La gestion de l’immigration clandestine est un sujet brûlant, et toujours d’actualité sur tout le continent américain. Par exemple, depuis l’effondrement économique et politique du Vénézuéla, la Colombie est devenue une terre d’accueil des migrants en provenance de ce pays, ce qui crée de nouvelles guerres des gangs et des oppositions civiles et politiques exacerbées.

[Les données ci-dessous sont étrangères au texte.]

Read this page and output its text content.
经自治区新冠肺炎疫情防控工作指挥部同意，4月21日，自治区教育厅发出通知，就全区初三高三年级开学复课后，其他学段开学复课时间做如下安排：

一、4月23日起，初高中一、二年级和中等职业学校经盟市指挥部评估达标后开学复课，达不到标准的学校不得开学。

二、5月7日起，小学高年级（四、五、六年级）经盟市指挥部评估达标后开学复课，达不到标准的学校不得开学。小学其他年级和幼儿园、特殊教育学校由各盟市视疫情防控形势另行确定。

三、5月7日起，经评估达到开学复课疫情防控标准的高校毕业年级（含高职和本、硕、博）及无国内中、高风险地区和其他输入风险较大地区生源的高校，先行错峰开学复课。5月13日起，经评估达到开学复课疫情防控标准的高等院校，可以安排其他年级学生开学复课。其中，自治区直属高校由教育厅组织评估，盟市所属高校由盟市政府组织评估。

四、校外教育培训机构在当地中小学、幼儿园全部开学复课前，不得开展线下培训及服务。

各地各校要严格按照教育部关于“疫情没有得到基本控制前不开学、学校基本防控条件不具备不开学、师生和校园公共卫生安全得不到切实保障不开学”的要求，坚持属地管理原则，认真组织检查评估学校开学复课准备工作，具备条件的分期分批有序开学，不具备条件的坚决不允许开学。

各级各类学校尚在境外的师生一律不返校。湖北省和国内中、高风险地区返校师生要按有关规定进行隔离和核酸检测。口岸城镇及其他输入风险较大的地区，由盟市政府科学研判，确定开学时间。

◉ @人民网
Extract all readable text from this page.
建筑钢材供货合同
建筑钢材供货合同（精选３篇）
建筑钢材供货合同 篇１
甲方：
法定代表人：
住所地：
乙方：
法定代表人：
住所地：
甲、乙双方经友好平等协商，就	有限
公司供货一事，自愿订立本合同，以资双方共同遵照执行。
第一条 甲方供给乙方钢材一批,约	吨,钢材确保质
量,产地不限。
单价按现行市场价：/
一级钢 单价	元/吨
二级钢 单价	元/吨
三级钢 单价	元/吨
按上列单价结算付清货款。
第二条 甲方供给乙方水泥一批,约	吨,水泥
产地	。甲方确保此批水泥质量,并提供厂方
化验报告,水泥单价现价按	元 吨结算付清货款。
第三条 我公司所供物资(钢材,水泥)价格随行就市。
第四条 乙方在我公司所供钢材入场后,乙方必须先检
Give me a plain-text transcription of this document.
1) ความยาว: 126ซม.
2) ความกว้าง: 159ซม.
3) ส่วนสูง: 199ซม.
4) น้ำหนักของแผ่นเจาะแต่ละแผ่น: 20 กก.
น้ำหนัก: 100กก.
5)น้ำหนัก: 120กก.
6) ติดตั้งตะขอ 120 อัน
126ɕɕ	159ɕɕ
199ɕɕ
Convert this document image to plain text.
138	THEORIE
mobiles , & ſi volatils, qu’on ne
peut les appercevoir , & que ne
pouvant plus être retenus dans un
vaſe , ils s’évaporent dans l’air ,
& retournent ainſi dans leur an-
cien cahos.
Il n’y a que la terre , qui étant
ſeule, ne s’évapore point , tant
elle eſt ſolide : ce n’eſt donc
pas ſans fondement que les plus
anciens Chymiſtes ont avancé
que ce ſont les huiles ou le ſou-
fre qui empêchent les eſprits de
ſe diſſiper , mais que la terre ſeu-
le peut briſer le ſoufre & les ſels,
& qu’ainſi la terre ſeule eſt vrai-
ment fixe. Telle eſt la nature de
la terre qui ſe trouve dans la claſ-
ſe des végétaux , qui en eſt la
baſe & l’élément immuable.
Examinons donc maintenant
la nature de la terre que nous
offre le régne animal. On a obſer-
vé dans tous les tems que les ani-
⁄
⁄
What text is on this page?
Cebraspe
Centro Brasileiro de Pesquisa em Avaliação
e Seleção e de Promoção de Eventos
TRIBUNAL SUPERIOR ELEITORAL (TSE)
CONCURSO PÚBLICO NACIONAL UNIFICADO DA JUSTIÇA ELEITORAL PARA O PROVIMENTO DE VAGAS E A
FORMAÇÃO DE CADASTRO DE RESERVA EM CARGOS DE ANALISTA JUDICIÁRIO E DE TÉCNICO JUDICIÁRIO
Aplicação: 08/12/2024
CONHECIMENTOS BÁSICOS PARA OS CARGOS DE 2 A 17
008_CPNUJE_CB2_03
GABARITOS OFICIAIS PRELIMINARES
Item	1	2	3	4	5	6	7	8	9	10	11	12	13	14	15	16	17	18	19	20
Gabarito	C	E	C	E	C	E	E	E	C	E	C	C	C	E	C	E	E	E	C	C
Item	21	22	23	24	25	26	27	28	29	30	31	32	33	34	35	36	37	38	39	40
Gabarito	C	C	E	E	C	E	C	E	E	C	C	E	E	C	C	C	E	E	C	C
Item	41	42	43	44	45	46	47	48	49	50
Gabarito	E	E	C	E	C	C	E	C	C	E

Des sujets majeurs non abordés
La Déclaration de Los Angeles, bien qu’amenée au terme des discussions et signée par l’ensemble des chefs ou représentants de gouvernement présents, est décevante dans la teneur des sujets qu’elle aborde. Elle définit certes une feuille de route sur la gestion de l’immigration clandestine en Amérique, mais elle omet de nombreux enjeux de société essentiels pour le continent, et pour l’ensemble de la planète. L’environnement, par exemple, ne faisait pas partie des sujets abordés lors du Sommet. Bien que Jair Bolsonaro ait redoublé de compliments après son entretien avec Joe Biden, il semble que les grandes décisions sur la gestion de l’Amazonie soient encore loin d’être prises.
De surcroît, si ces discussions ont permis au Président américain de planifier des entretiens bilatéraux avec ses homologues, les relations semblent tout de même distendues avec l’Amérique latine, et cela laisse penser à un déclin de l’influence des États-Unis sur cette partie du monde. En effet, la Chine y a beaucoup investi, et encore récemment, pendant la pandémie liée à la Covid-19. Quand les États-Unis tardaient à livrer des vaccins à ses voisins des Amériques, la Chine, elle, leur en envoyait. Tous ces éléments concourent à établir un bilan en demi-teinte de ce rendez-vous diplomatique continental.